Our study has several limiting factors. First, the selection of brain parcellation schemes for constructing brain networks may bias the results of network analysis. Several previous studies (Wang et al. 2009; Zalesky et al. 2010b) have suggested that it is quite controversial to select which brain parcellation schemes to construct whole-brain networks. And various brain parcellation schemes, including the Harvard–Oxford Atlas (HOA-110) and LPBA40-atlas (LONI Probabilistic Brain Atlas), have been adopted in constructing brain structural networks (Cao et al. 2013). In the current study, we selected three brain schemes, AAL-90, HOA-110, and AAL-1,024, to test the robustness of our results (Supplement Table S4). Second, we collected the DTI data using an 8-channel rather than 32-channel coil as we were limited to realistic situations. Several previous studies (Parikh et al. 2011; Salomon et al. 2014) suggested that using a multi-channel phased-array head coil with a parallel imaging technique can accelerate acquisition and reduce susceptibility artifacts, especially in the frontal cortex. In the future, we need adopt advanced DTI techniques to reduce susceptibility artifacts and to reduce the scanning time. Third, the estimation of inter-regional structural connectivity may be affected by our choice of fiber tracking algorithm. In this study, we took the (FACT) algorithm (Mori and van Zijl 2002), a single-tensor deterministic fiber tracking approach to draw fiber streamlines. Previous studies (Alexander et al. 2001; Behrens et al. 2003) have suggested that the single-tenor model is incapable of resolving complex fiber configurations, such as crossing, kissing, or merged fiber bundles. Therefore, some advanced algorithms or imaging sequences, including a probabilistic tractography algorithm (Behrens et al. 2007) and diffusion spectrum imaging (DSI) technique (Wedeen et al. 2012), were introduced to resolve the question of complex fiber configurations for accurately measuring the fiber tracking. In the end, we did not use any multiple comparisons correction in analyzing the changes of global or nodal parameters. To remedy this issue, we adopted a two-sample t-test with a nonparametric permutation test (1,000 repetitions) to assess the statistical significances in our study (Nichols and Holmes 2002). Our results, to some extent, are more tended to an exploratory study.

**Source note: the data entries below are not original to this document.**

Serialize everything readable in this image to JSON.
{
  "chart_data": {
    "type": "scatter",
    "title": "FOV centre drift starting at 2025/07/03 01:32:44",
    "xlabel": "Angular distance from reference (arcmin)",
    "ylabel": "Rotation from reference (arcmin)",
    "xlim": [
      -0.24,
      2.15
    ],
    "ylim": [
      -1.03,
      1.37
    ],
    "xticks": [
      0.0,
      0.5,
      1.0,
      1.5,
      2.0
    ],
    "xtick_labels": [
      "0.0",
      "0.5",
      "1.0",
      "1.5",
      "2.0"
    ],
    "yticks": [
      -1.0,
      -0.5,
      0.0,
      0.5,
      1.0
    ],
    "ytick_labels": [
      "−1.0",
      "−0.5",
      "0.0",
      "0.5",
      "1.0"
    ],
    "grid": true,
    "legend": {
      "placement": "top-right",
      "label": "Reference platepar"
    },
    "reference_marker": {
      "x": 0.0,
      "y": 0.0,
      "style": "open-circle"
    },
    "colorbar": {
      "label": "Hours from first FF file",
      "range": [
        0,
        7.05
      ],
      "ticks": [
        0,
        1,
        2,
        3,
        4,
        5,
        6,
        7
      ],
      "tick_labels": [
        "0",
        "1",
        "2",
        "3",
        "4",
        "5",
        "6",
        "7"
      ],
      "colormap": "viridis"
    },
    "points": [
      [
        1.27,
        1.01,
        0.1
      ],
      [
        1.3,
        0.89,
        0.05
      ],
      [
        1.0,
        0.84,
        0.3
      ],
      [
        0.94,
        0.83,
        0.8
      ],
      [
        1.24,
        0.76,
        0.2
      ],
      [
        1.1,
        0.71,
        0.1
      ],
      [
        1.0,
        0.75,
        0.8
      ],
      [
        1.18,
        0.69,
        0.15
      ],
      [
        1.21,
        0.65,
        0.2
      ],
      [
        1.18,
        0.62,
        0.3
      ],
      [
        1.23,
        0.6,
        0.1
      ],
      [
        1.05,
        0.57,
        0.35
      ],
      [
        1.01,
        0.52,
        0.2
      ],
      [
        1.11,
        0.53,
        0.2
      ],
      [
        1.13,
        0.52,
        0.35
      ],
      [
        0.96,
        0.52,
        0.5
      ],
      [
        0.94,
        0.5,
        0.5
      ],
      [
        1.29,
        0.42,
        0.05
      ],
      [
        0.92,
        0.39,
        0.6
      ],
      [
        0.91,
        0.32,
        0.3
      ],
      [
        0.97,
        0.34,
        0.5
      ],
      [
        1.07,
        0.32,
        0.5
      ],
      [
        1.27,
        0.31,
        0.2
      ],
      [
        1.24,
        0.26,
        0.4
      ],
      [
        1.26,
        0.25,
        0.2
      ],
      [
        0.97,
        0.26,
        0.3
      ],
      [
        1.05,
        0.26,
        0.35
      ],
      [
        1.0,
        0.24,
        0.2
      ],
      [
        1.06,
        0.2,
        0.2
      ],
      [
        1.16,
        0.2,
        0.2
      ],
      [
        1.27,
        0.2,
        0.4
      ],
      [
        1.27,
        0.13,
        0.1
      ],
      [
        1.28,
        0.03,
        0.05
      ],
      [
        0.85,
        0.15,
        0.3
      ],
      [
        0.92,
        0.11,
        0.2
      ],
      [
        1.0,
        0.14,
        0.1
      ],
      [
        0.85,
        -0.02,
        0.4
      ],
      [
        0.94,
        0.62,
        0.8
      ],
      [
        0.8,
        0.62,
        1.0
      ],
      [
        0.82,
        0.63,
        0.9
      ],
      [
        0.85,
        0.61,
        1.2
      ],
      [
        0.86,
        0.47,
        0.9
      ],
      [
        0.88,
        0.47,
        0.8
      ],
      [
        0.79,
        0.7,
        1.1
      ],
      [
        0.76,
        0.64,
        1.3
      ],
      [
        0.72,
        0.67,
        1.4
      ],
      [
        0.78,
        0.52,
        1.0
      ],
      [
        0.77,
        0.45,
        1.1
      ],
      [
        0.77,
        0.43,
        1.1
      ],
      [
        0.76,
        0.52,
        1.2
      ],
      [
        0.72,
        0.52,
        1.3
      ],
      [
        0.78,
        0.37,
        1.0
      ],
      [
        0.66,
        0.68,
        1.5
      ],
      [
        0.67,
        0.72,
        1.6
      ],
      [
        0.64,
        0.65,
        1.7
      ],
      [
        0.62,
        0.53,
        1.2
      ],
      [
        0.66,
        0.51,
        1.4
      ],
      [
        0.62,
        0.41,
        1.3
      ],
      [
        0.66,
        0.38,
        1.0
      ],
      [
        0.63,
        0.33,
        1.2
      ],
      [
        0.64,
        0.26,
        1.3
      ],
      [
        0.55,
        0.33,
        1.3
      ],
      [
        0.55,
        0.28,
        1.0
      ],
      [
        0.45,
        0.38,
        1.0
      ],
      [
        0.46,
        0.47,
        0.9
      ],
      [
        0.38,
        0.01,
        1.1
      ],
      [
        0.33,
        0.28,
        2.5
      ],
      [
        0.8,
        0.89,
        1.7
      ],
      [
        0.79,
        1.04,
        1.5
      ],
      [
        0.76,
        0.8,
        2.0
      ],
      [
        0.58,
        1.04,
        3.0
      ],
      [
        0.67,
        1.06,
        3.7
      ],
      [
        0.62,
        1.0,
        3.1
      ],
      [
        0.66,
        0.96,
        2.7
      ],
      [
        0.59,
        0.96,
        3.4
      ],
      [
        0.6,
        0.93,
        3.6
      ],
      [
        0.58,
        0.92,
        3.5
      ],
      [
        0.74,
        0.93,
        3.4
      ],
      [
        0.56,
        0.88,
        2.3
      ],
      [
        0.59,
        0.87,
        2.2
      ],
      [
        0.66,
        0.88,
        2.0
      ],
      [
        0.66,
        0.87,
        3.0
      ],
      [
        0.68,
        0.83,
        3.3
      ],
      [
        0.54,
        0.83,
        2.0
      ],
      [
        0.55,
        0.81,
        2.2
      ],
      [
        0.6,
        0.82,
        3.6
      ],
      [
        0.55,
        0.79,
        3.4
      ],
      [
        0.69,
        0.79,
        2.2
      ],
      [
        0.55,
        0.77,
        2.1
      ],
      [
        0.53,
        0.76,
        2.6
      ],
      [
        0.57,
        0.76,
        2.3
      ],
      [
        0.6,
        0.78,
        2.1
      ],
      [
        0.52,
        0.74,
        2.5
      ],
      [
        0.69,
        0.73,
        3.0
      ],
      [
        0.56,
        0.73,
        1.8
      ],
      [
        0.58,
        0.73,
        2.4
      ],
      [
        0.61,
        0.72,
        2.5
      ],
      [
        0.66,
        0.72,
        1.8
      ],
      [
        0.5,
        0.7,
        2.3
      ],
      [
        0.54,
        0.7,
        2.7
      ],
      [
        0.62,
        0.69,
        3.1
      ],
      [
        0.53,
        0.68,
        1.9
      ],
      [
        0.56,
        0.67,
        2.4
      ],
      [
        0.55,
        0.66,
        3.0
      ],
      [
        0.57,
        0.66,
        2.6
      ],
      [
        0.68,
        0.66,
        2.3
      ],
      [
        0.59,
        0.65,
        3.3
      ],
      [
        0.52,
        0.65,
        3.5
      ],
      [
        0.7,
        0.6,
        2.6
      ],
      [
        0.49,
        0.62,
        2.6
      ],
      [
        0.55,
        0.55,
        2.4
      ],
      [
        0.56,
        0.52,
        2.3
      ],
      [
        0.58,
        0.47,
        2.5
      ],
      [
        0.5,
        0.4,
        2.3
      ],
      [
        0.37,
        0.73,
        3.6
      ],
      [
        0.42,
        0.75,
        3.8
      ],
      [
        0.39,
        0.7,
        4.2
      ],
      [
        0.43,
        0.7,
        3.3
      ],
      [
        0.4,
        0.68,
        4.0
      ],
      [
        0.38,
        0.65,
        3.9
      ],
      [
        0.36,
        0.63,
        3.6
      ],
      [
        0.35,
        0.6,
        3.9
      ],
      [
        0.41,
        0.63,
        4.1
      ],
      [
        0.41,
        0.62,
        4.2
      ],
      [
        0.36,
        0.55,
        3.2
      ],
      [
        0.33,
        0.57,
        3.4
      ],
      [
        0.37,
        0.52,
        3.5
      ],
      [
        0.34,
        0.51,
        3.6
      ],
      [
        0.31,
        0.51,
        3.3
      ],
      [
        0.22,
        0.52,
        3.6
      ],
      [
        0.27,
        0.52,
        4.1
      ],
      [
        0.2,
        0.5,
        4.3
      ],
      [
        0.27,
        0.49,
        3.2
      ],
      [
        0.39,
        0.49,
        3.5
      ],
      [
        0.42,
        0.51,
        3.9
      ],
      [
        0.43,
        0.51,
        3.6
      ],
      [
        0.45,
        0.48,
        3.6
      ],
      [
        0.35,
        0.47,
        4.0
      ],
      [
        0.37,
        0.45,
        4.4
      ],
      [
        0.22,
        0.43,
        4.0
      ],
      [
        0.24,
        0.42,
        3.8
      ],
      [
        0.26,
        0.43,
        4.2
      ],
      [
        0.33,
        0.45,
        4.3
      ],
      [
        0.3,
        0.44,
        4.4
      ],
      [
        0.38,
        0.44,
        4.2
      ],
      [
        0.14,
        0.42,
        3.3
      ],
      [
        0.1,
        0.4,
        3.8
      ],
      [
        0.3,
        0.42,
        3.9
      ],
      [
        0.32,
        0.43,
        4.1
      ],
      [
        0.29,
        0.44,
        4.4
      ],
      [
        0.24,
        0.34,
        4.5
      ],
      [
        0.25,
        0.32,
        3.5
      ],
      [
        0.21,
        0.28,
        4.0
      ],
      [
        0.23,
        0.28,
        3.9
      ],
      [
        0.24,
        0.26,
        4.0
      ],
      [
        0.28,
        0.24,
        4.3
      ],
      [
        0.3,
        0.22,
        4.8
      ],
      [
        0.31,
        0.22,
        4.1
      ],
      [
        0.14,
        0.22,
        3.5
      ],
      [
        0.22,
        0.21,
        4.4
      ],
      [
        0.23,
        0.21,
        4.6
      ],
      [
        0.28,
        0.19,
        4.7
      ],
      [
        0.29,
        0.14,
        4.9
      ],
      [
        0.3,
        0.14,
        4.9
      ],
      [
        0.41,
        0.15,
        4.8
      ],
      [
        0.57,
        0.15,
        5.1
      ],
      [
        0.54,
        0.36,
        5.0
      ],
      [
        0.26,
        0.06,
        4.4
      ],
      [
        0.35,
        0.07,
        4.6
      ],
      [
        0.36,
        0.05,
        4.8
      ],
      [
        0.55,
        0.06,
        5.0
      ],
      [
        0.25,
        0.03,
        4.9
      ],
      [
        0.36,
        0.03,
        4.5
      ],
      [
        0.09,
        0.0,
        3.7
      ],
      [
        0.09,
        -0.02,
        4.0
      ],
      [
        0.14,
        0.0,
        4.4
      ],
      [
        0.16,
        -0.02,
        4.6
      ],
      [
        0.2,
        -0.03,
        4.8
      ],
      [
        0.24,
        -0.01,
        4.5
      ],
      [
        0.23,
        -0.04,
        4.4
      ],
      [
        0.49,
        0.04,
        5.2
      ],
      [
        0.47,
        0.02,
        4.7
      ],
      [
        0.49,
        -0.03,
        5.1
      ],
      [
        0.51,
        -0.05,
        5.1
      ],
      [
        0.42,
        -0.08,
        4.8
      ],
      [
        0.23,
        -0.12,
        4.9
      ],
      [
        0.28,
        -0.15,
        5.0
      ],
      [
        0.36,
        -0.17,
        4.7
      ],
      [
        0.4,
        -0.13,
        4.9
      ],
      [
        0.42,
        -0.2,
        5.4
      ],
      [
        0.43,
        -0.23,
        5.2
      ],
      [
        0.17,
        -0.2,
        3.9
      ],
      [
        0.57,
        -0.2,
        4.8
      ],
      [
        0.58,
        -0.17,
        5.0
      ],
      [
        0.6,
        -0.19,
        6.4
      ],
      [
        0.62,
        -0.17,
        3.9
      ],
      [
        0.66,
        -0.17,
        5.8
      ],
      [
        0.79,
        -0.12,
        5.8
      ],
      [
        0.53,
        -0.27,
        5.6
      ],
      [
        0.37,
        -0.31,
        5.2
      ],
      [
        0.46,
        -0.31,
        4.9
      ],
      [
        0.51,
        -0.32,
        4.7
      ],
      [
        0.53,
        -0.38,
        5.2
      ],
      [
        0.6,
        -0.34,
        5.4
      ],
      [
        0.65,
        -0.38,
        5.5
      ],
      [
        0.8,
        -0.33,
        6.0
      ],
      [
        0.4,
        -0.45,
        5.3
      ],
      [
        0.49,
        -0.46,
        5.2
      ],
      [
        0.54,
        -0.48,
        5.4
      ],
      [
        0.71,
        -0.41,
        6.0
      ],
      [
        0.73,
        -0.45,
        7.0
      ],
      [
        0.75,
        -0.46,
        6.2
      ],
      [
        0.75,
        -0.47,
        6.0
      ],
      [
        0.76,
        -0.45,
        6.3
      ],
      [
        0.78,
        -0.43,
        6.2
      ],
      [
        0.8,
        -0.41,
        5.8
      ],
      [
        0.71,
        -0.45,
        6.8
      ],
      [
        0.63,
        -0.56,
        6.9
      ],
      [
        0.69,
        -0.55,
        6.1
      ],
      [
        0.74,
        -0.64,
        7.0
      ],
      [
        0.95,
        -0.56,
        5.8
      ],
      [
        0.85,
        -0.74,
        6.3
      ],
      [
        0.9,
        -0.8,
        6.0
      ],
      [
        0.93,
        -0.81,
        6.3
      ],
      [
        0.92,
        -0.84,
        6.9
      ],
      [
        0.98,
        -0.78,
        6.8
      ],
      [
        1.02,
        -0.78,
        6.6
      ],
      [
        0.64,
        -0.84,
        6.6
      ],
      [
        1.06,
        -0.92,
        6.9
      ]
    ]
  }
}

In this study, we used diffusion tensor imaging and graph theoretical approach to detect the abnormalities of brain structural networks in PD patients. The structural disconnections of edge architecture in the PD patients were more concentrated among non-hub regions involving the limbic/paralimbic/subcortical and cognitive control/attention modules. For network properties, PD patients showed reduced global efficiency and increased short path length, as well as decreased local properties mainly in the frontal and parietal regions. Thus, our main findings suggest that the backbone of brain networks in PD patients was still intact, but the others were impaired companied with disrupted network properties. Our study also suggests that the edge architecture and topological properties would be an effective way to depict PD-related cognitive and motor dysfunction alterations.